More PAC-Bayes bounds: From bounded losses, to losses with general tail behaviors, to anytime validity
Borja Rodríguez-Gálvez, Ragnar Thobaben, Mikael Skoglund
TL;DR
This work extends PAC-Bayes theory in three directions: (i) tighter, interpretable bounds for bounded losses, including a uniform-in-$\lambda$ strengthening of Catoni’s bound that yields fast-rate and mixed-rate bounds; (ii) parameter-free PAC-Bayes bounds for losses with more general tail behaviors, notably bounds when the cumulant generating function is bounded or when only a bounded second moment is known; and (iii) anytime-valid PAC-Bayes bounds that hold uniformly over all sample sizes. The authors introduce a novel event-discretization technique to optimize tail-related parameters without grid search, enabling practical, data-adaptive posteriors (often Gibbs posteriors with data-dependent temperature). They connect these results to existing bounds like Seeger–Langford and backprop-based PAC-Bayes, showing tighter certificates and better guidance for posterior design, and demonstrate applicability to online and sequential learning through anytime validity. Overall, the paper provides a unified framework that tightens classic bounds, broadens tail-robustness, and offers practically usable time-uniform guarantees for PAC-Bayes methods.
Abstract
In this paper, we present new high-probability PAC-Bayes bounds for different types of losses. Firstly, for losses with a bounded range, we recover a strengthened version of Catoni's bound that holds uniformly for all parameter values. This leads to new fast-rate and mixed-rate bounds that are interpretable and tighter than previous bounds in the literature. In particular, the fast-rate bound is equivalent to the Seeger--Langford bound. Secondly, for losses with more general tail behaviors, we introduce two new parameter-free bounds: a PAC-Bayes Chernoff analogue when the loss' cumulative generating function is bounded, and a bound when the loss' second moment is bounded.

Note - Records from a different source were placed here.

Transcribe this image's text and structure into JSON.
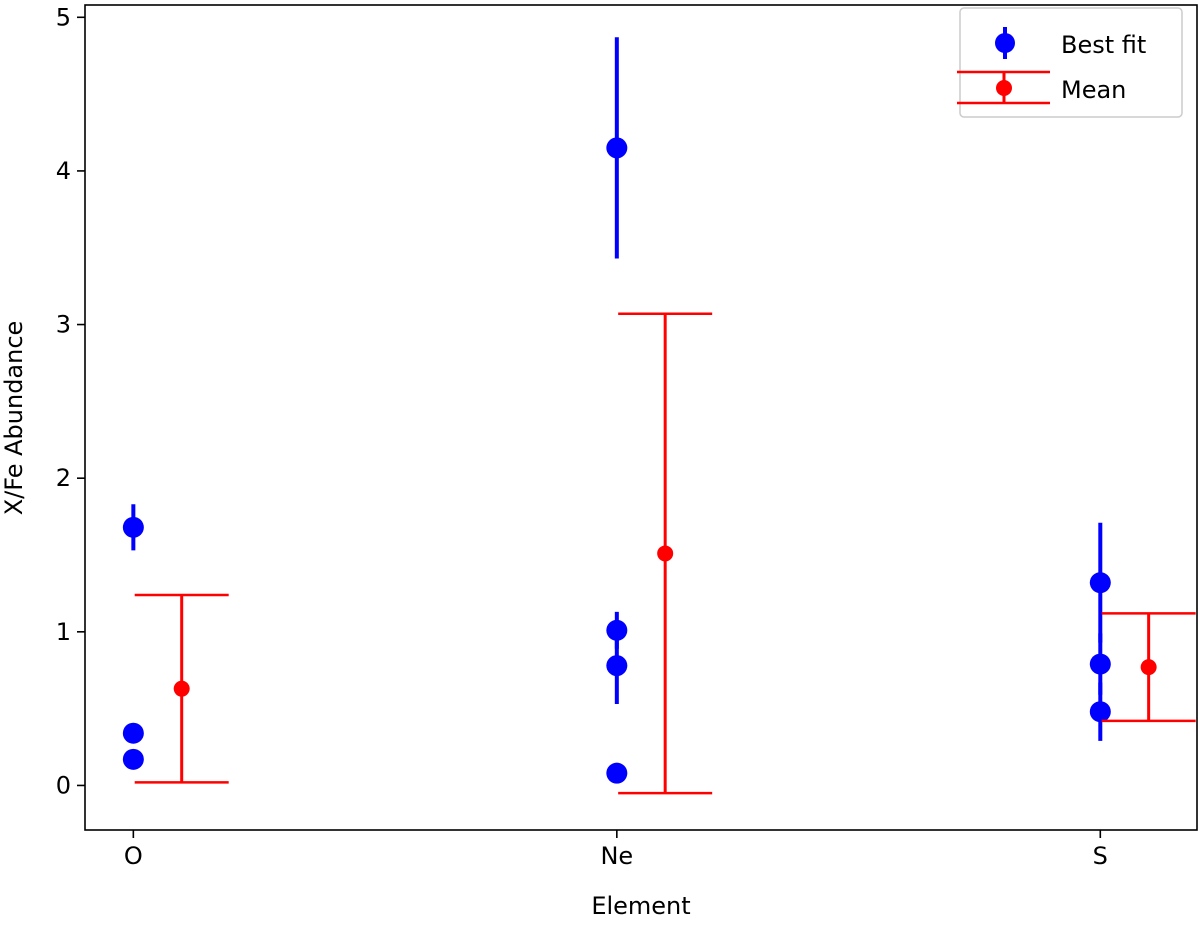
{
  "chart_data": {
    "type": "scatter",
    "title": "",
    "xlabel": "Element",
    "ylabel": "X/Fe Abundance",
    "categories": [
      "O",
      "Ne",
      "S"
    ],
    "xlim": [
      -0.1,
      2.2
    ],
    "ylim": [
      -0.29,
      5.08
    ],
    "yticks": [
      0,
      1,
      2,
      3,
      4,
      5
    ],
    "grid": false,
    "legend": {
      "placement": "top-right",
      "entries": [
        "Best fit",
        "Mean"
      ]
    },
    "series": [
      {
        "name": "Best fit",
        "color": "#0000ff",
        "points": [
          {
            "category": "O",
            "y": 1.68,
            "err": 0.15
          },
          {
            "category": "O",
            "y": 0.34,
            "err": 0
          },
          {
            "category": "O",
            "y": 0.17,
            "err": 0
          },
          {
            "category": "Ne",
            "y": 4.15,
            "err": 0.72
          },
          {
            "category": "Ne",
            "y": 1.01,
            "err": 0.12
          },
          {
            "category": "Ne",
            "y": 0.78,
            "err": 0.25
          },
          {
            "category": "Ne",
            "y": 0.08,
            "err": 0
          },
          {
            "category": "S",
            "y": 1.32,
            "err": 0.39
          },
          {
            "category": "S",
            "y": 0.79,
            "err": 0.2
          },
          {
            "category": "S",
            "y": 0.48,
            "err": 0.19
          }
        ]
      },
      {
        "name": "Mean",
        "color": "#ff0000",
        "offset": 0.1,
        "points": [
          {
            "category": "O",
            "y": 0.63,
            "err": 0.61
          },
          {
            "category": "Ne",
            "y": 1.51,
            "err": 1.56
          },
          {
            "category": "S",
            "y": 0.77,
            "err": 0.35
          }
        ]
      }
    ]
  }
}
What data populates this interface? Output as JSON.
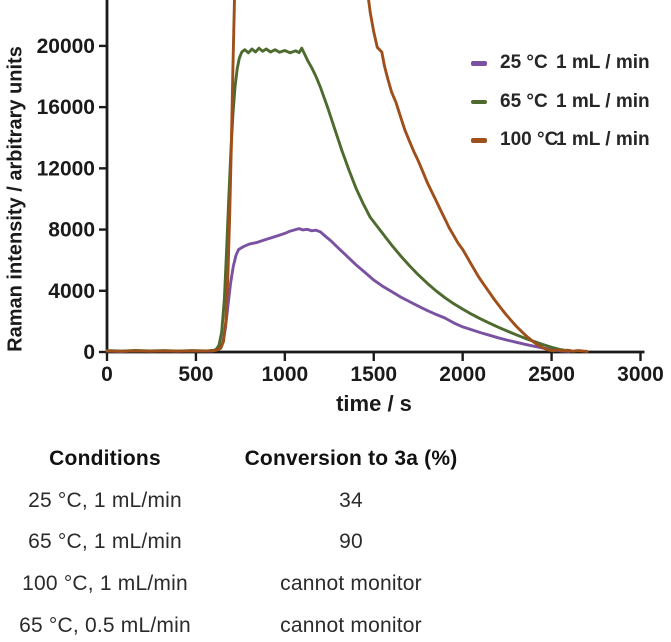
{
  "chart_data": {
    "type": "line",
    "title": "",
    "xlabel": "time / s",
    "ylabel": "Raman intensity / arbitrary units",
    "xlim": [
      0,
      3000
    ],
    "ylim": [
      0,
      23000
    ],
    "x_ticks": [
      0,
      500,
      1000,
      1500,
      2000,
      2500,
      3000
    ],
    "y_ticks": [
      0,
      4000,
      8000,
      12000,
      16000,
      20000
    ],
    "grid": false,
    "legend_position": "top-right",
    "axis_color": "#1a1a1a",
    "note": "100 °C trace exceeds the visible axis range between ~730 s and ~1450 s (clipped at top of plot)",
    "series": [
      {
        "name": "25 °C",
        "flow": "1 mL / min",
        "color": "#7B52A1",
        "points": [
          [
            0,
            60
          ],
          [
            80,
            40
          ],
          [
            160,
            70
          ],
          [
            240,
            50
          ],
          [
            320,
            70
          ],
          [
            400,
            50
          ],
          [
            480,
            70
          ],
          [
            560,
            60
          ],
          [
            600,
            80
          ],
          [
            630,
            200
          ],
          [
            650,
            600
          ],
          [
            665,
            1500
          ],
          [
            680,
            3000
          ],
          [
            695,
            4500
          ],
          [
            710,
            5600
          ],
          [
            725,
            6300
          ],
          [
            740,
            6700
          ],
          [
            770,
            6900
          ],
          [
            800,
            7050
          ],
          [
            840,
            7150
          ],
          [
            880,
            7300
          ],
          [
            920,
            7450
          ],
          [
            960,
            7600
          ],
          [
            1000,
            7750
          ],
          [
            1030,
            7900
          ],
          [
            1060,
            8000
          ],
          [
            1080,
            8060
          ],
          [
            1100,
            7980
          ],
          [
            1125,
            8020
          ],
          [
            1150,
            7920
          ],
          [
            1175,
            7960
          ],
          [
            1200,
            7850
          ],
          [
            1230,
            7550
          ],
          [
            1260,
            7250
          ],
          [
            1300,
            6800
          ],
          [
            1350,
            6250
          ],
          [
            1400,
            5700
          ],
          [
            1450,
            5200
          ],
          [
            1500,
            4700
          ],
          [
            1550,
            4300
          ],
          [
            1600,
            3950
          ],
          [
            1650,
            3600
          ],
          [
            1700,
            3300
          ],
          [
            1750,
            3000
          ],
          [
            1800,
            2720
          ],
          [
            1850,
            2460
          ],
          [
            1900,
            2220
          ],
          [
            1950,
            1900
          ],
          [
            2000,
            1640
          ],
          [
            2050,
            1450
          ],
          [
            2100,
            1270
          ],
          [
            2150,
            1100
          ],
          [
            2200,
            930
          ],
          [
            2250,
            780
          ],
          [
            2300,
            640
          ],
          [
            2350,
            500
          ],
          [
            2400,
            380
          ],
          [
            2450,
            260
          ],
          [
            2500,
            160
          ],
          [
            2550,
            80
          ],
          [
            2600,
            40
          ]
        ]
      },
      {
        "name": "65 °C",
        "flow": "1 mL / min",
        "color": "#4D6B2E",
        "points": [
          [
            0,
            90
          ],
          [
            80,
            60
          ],
          [
            160,
            95
          ],
          [
            240,
            65
          ],
          [
            320,
            90
          ],
          [
            400,
            60
          ],
          [
            480,
            90
          ],
          [
            560,
            70
          ],
          [
            600,
            110
          ],
          [
            615,
            180
          ],
          [
            630,
            450
          ],
          [
            645,
            1300
          ],
          [
            660,
            3500
          ],
          [
            672,
            6500
          ],
          [
            684,
            9800
          ],
          [
            696,
            13000
          ],
          [
            708,
            15500
          ],
          [
            720,
            17300
          ],
          [
            732,
            18500
          ],
          [
            744,
            19200
          ],
          [
            758,
            19600
          ],
          [
            775,
            19750
          ],
          [
            795,
            19550
          ],
          [
            815,
            19800
          ],
          [
            835,
            19600
          ],
          [
            855,
            19850
          ],
          [
            875,
            19650
          ],
          [
            895,
            19800
          ],
          [
            920,
            19600
          ],
          [
            945,
            19750
          ],
          [
            970,
            19580
          ],
          [
            1000,
            19700
          ],
          [
            1030,
            19550
          ],
          [
            1060,
            19680
          ],
          [
            1080,
            19560
          ],
          [
            1095,
            19850
          ],
          [
            1110,
            19500
          ],
          [
            1130,
            19000
          ],
          [
            1150,
            18600
          ],
          [
            1175,
            18000
          ],
          [
            1200,
            17300
          ],
          [
            1240,
            16000
          ],
          [
            1280,
            14600
          ],
          [
            1320,
            13200
          ],
          [
            1360,
            11900
          ],
          [
            1400,
            10700
          ],
          [
            1440,
            9700
          ],
          [
            1480,
            8800
          ],
          [
            1520,
            8200
          ],
          [
            1560,
            7600
          ],
          [
            1600,
            7000
          ],
          [
            1650,
            6300
          ],
          [
            1700,
            5650
          ],
          [
            1750,
            5050
          ],
          [
            1800,
            4500
          ],
          [
            1850,
            4000
          ],
          [
            1900,
            3550
          ],
          [
            1950,
            3150
          ],
          [
            2000,
            2800
          ],
          [
            2050,
            2470
          ],
          [
            2100,
            2170
          ],
          [
            2150,
            1890
          ],
          [
            2200,
            1620
          ],
          [
            2250,
            1370
          ],
          [
            2300,
            1130
          ],
          [
            2350,
            900
          ],
          [
            2400,
            690
          ],
          [
            2450,
            490
          ],
          [
            2500,
            310
          ],
          [
            2550,
            160
          ],
          [
            2600,
            60
          ]
        ]
      },
      {
        "name": "100 °C",
        "flow": "1 mL / min",
        "color": "#9E4F1A",
        "points": [
          [
            0,
            70
          ],
          [
            80,
            45
          ],
          [
            160,
            80
          ],
          [
            240,
            55
          ],
          [
            320,
            75
          ],
          [
            400,
            55
          ],
          [
            480,
            80
          ],
          [
            560,
            60
          ],
          [
            600,
            90
          ],
          [
            620,
            130
          ],
          [
            640,
            250
          ],
          [
            655,
            700
          ],
          [
            668,
            2000
          ],
          [
            680,
            5000
          ],
          [
            690,
            9000
          ],
          [
            700,
            14000
          ],
          [
            708,
            18500
          ],
          [
            716,
            22500
          ],
          [
            722,
            26000
          ],
          [
            1448,
            26000
          ],
          [
            1462,
            23800
          ],
          [
            1480,
            22200
          ],
          [
            1500,
            20900
          ],
          [
            1520,
            19900
          ],
          [
            1545,
            19600
          ],
          [
            1560,
            18700
          ],
          [
            1580,
            17800
          ],
          [
            1600,
            17000
          ],
          [
            1625,
            16300
          ],
          [
            1650,
            15400
          ],
          [
            1675,
            14500
          ],
          [
            1700,
            13800
          ],
          [
            1725,
            13100
          ],
          [
            1750,
            12500
          ],
          [
            1775,
            11800
          ],
          [
            1800,
            11100
          ],
          [
            1825,
            10500
          ],
          [
            1850,
            9900
          ],
          [
            1875,
            9300
          ],
          [
            1900,
            8700
          ],
          [
            1925,
            8100
          ],
          [
            1950,
            7600
          ],
          [
            1975,
            7100
          ],
          [
            2000,
            6700
          ],
          [
            2030,
            6100
          ],
          [
            2060,
            5500
          ],
          [
            2090,
            4900
          ],
          [
            2120,
            4400
          ],
          [
            2150,
            3900
          ],
          [
            2180,
            3400
          ],
          [
            2210,
            2950
          ],
          [
            2240,
            2500
          ],
          [
            2270,
            2100
          ],
          [
            2300,
            1700
          ],
          [
            2330,
            1350
          ],
          [
            2360,
            1020
          ],
          [
            2390,
            730
          ],
          [
            2420,
            480
          ],
          [
            2450,
            280
          ],
          [
            2480,
            140
          ],
          [
            2510,
            80
          ],
          [
            2540,
            150
          ],
          [
            2560,
            60
          ],
          [
            2590,
            120
          ],
          [
            2620,
            50
          ],
          [
            2650,
            90
          ],
          [
            2700,
            40
          ]
        ]
      }
    ]
  },
  "table": {
    "headers": [
      "Conditions",
      "Conversion to 3a (%)"
    ],
    "rows": [
      [
        "25 °C, 1 mL/min",
        "34"
      ],
      [
        "65 °C, 1 mL/min",
        "90"
      ],
      [
        "100 °C, 1 mL/min",
        "cannot monitor"
      ],
      [
        "65 °C, 0.5 mL/min",
        "cannot monitor"
      ]
    ]
  }
}
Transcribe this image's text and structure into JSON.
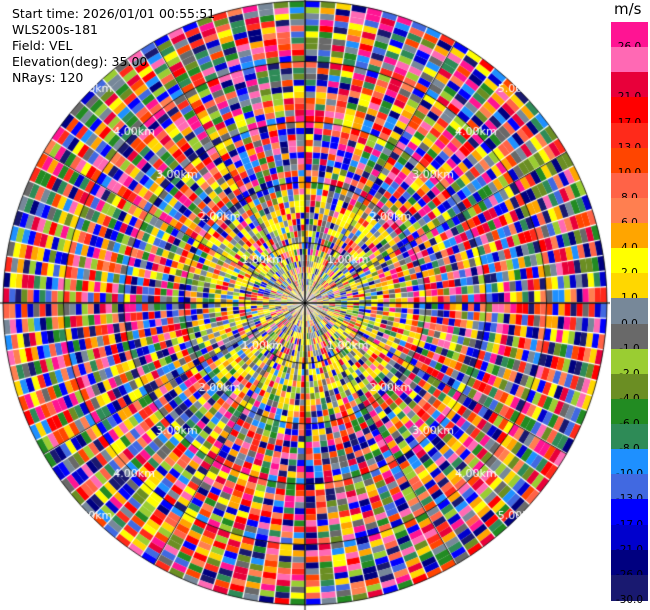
{
  "info": {
    "start_time": "Start time: 2026/01/01 00:55:51",
    "site": "WLS200s-181",
    "field": "Field: VEL",
    "elevation": "Elevation(deg): 35.00",
    "nrays": "NRays: 120"
  },
  "colorbar": {
    "unit": "m/s",
    "bins": [
      {
        "color": "#ff1493",
        "label": "26.0"
      },
      {
        "color": "#ff69b4",
        "label": ""
      },
      {
        "color": "#e8003a",
        "label": "21.0"
      },
      {
        "color": "#ff0000",
        "label": "17.0"
      },
      {
        "color": "#ff2a1a",
        "label": "13.0"
      },
      {
        "color": "#ff4500",
        "label": "10.0"
      },
      {
        "color": "#ff6347",
        "label": "8.0"
      },
      {
        "color": "#ff7f50",
        "label": "6.0"
      },
      {
        "color": "#ffa500",
        "label": "4.0"
      },
      {
        "color": "#ffff00",
        "label": "2.0"
      },
      {
        "color": "#ffd700",
        "label": "1.0"
      },
      {
        "color": "#778899",
        "label": "0.0"
      },
      {
        "color": "#696969",
        "label": "-1.0"
      },
      {
        "color": "#9acd32",
        "label": "-2.0"
      },
      {
        "color": "#6b8e23",
        "label": "-4.0"
      },
      {
        "color": "#228b22",
        "label": "-6.0"
      },
      {
        "color": "#2e8b57",
        "label": "-8.0"
      },
      {
        "color": "#1e90ff",
        "label": "-10.0"
      },
      {
        "color": "#4169e1",
        "label": "-13.0"
      },
      {
        "color": "#0000ff",
        "label": "-17.0"
      },
      {
        "color": "#0000cd",
        "label": "-21.0"
      },
      {
        "color": "#000080",
        "label": "-26.0"
      },
      {
        "color": "#191970",
        "label": "-30.0"
      }
    ]
  },
  "chart_data": {
    "type": "heatmap",
    "subtype": "radar-ppi",
    "field": "VEL",
    "units": "m/s",
    "nrays": 120,
    "elevation_deg": 35.0,
    "range_ring_labels": [
      "1.00km",
      "2.00km",
      "3.00km",
      "4.00km",
      "5.00km"
    ],
    "range_ring_km": [
      1,
      2,
      3,
      4,
      5
    ],
    "max_range_km": 5,
    "cells_per_ray": 50,
    "color_levels": [
      26.0,
      21.0,
      17.0,
      13.0,
      10.0,
      8.0,
      6.0,
      4.0,
      2.0,
      1.0,
      0.0,
      -1.0,
      -2.0,
      -4.0,
      -6.0,
      -8.0,
      -10.0,
      -13.0,
      -17.0,
      -21.0,
      -26.0,
      -30.0
    ],
    "data_description": "Velocity gates appear noisy/random across all bins; shown as pseudo-random field"
  }
}
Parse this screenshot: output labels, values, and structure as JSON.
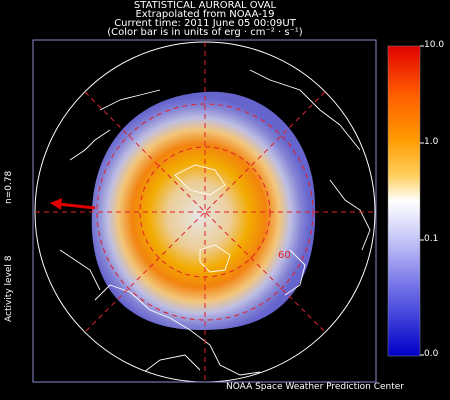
{
  "header": {
    "title": "STATISTICAL AURORAL OVAL",
    "source": "Extrapolated from NOAA-19",
    "time": "Current time: 2011 June 05 00:09UT",
    "units": "(Color bar is in units of erg · cm⁻² · s⁻¹)"
  },
  "side_labels": {
    "n_value": "n=0.78",
    "activity": "Activity level 8"
  },
  "map": {
    "latitude_label": "60"
  },
  "colorbar": {
    "ticks": [
      "10.0",
      "1.0",
      "0.1",
      "0.0"
    ]
  },
  "footer": {
    "credit": "NOAA Space Weather Prediction Center"
  }
}
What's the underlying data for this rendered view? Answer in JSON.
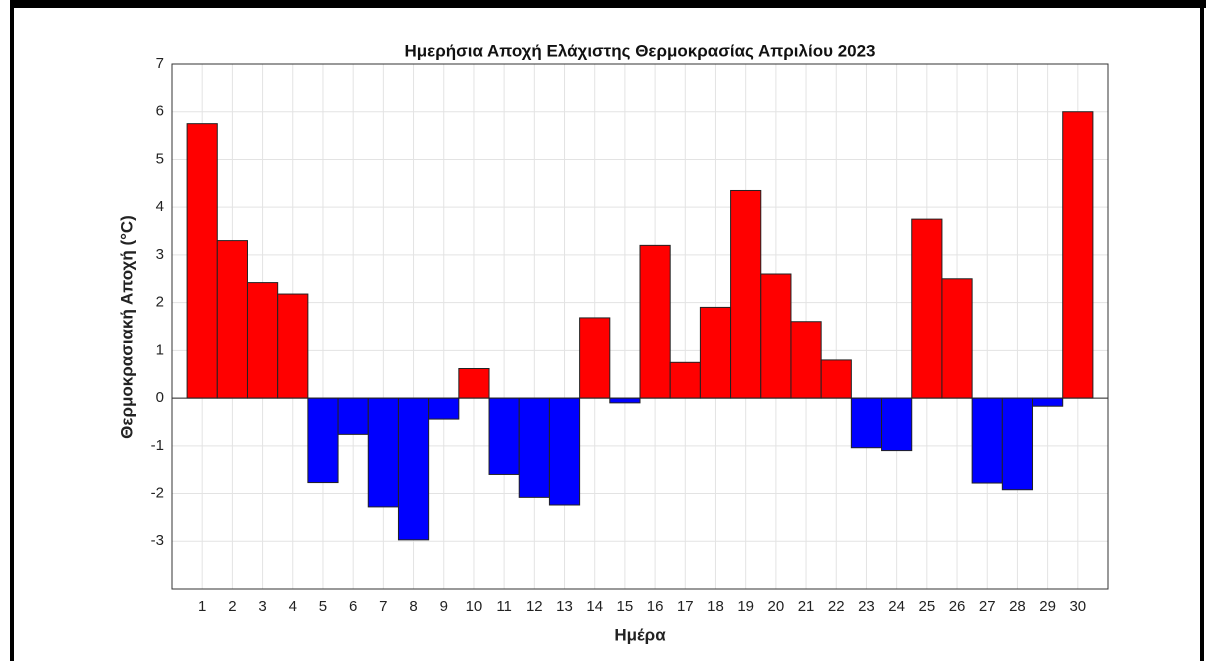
{
  "chart_data": {
    "type": "bar",
    "title": "Ημερήσια Αποχή Ελάχιστης Θερμοκρασίας Απριλίου 2023",
    "xlabel": "Ημέρα",
    "ylabel": "Θερμοκρασιακή Αποχή (°C)",
    "x": [
      1,
      2,
      3,
      4,
      5,
      6,
      7,
      8,
      9,
      10,
      11,
      12,
      13,
      14,
      15,
      16,
      17,
      18,
      19,
      20,
      21,
      22,
      23,
      24,
      25,
      26,
      27,
      28,
      29,
      30
    ],
    "values": [
      5.75,
      3.3,
      2.42,
      2.18,
      -1.77,
      -0.76,
      -2.28,
      -2.97,
      -0.44,
      0.62,
      -1.6,
      -2.08,
      -2.24,
      1.68,
      -0.1,
      3.2,
      0.75,
      1.9,
      4.35,
      2.6,
      1.6,
      0.8,
      -1.04,
      -1.1,
      3.75,
      2.5,
      -1.78,
      -1.92,
      -0.17,
      6.0
    ],
    "positive_color": "#ff0000",
    "negative_color": "#0000ff",
    "xlim": [
      0,
      31
    ],
    "xticks": [
      1,
      2,
      3,
      4,
      5,
      6,
      7,
      8,
      9,
      10,
      11,
      12,
      13,
      14,
      15,
      16,
      17,
      18,
      19,
      20,
      21,
      22,
      23,
      24,
      25,
      26,
      27,
      28,
      29,
      30
    ],
    "ylim": [
      -4,
      7
    ],
    "yticks": [
      -3,
      -2,
      -1,
      0,
      1,
      2,
      3,
      4,
      5,
      6,
      7
    ],
    "grid": true
  }
}
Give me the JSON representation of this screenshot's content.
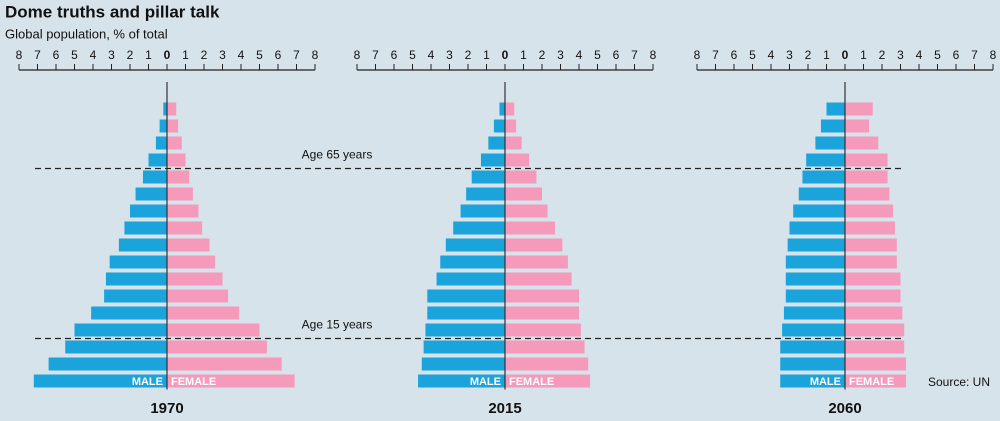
{
  "title": "Dome truths and pillar talk",
  "subtitle": "Global population, % of total",
  "source": "Source: UN",
  "annotations": [
    "Age 65 years",
    "Age 15 years"
  ],
  "chart_data": [
    {
      "type": "pyramid",
      "title": "1970",
      "xlim": [
        0,
        8
      ],
      "xticks": [
        0,
        1,
        2,
        3,
        4,
        5,
        6,
        7,
        8
      ],
      "series": [
        {
          "name": "MALE",
          "color": "#1ba3db",
          "values": [
            7.2,
            6.4,
            5.5,
            5.0,
            4.1,
            3.4,
            3.3,
            3.1,
            2.6,
            2.3,
            2.0,
            1.7,
            1.3,
            1.0,
            0.6,
            0.4,
            0.2
          ]
        },
        {
          "name": "FEMALE",
          "color": "#f59abb",
          "values": [
            6.9,
            6.2,
            5.4,
            5.0,
            3.9,
            3.3,
            3.0,
            2.6,
            2.3,
            1.9,
            1.7,
            1.4,
            1.2,
            1.0,
            0.8,
            0.6,
            0.5
          ]
        }
      ]
    },
    {
      "type": "pyramid",
      "title": "2015",
      "xlim": [
        0,
        8
      ],
      "xticks": [
        0,
        1,
        2,
        3,
        4,
        5,
        6,
        7,
        8
      ],
      "series": [
        {
          "name": "MALE",
          "color": "#1ba3db",
          "values": [
            4.7,
            4.5,
            4.4,
            4.3,
            4.2,
            4.2,
            3.7,
            3.5,
            3.2,
            2.8,
            2.4,
            2.1,
            1.8,
            1.3,
            0.9,
            0.6,
            0.3
          ]
        },
        {
          "name": "FEMALE",
          "color": "#f59abb",
          "values": [
            4.6,
            4.5,
            4.3,
            4.1,
            4.0,
            4.0,
            3.6,
            3.4,
            3.1,
            2.7,
            2.3,
            2.0,
            1.7,
            1.3,
            0.9,
            0.6,
            0.5
          ]
        }
      ]
    },
    {
      "type": "pyramid",
      "title": "2060",
      "xlim": [
        0,
        8
      ],
      "xticks": [
        0,
        1,
        2,
        3,
        4,
        5,
        6,
        7,
        8
      ],
      "series": [
        {
          "name": "MALE",
          "color": "#1ba3db",
          "values": [
            3.5,
            3.5,
            3.5,
            3.4,
            3.3,
            3.2,
            3.2,
            3.2,
            3.1,
            3.0,
            2.8,
            2.5,
            2.3,
            2.1,
            1.6,
            1.3,
            1.0
          ]
        },
        {
          "name": "FEMALE",
          "color": "#f59abb",
          "values": [
            3.3,
            3.3,
            3.2,
            3.2,
            3.1,
            3.0,
            3.0,
            2.8,
            2.8,
            2.7,
            2.6,
            2.4,
            2.3,
            2.3,
            1.8,
            1.3,
            1.5
          ]
        }
      ]
    }
  ]
}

These two bounds are obtained using a new technique based on a discretization of the space of possible events for the ``in probability'' parameter optimization problem. This technique is both simpler and more general than previous approaches optimizing over a grid on the parameters' space. Finally, using a simple technique that is applicable to any existing bound, we extend all previous results to anytime-valid bounds.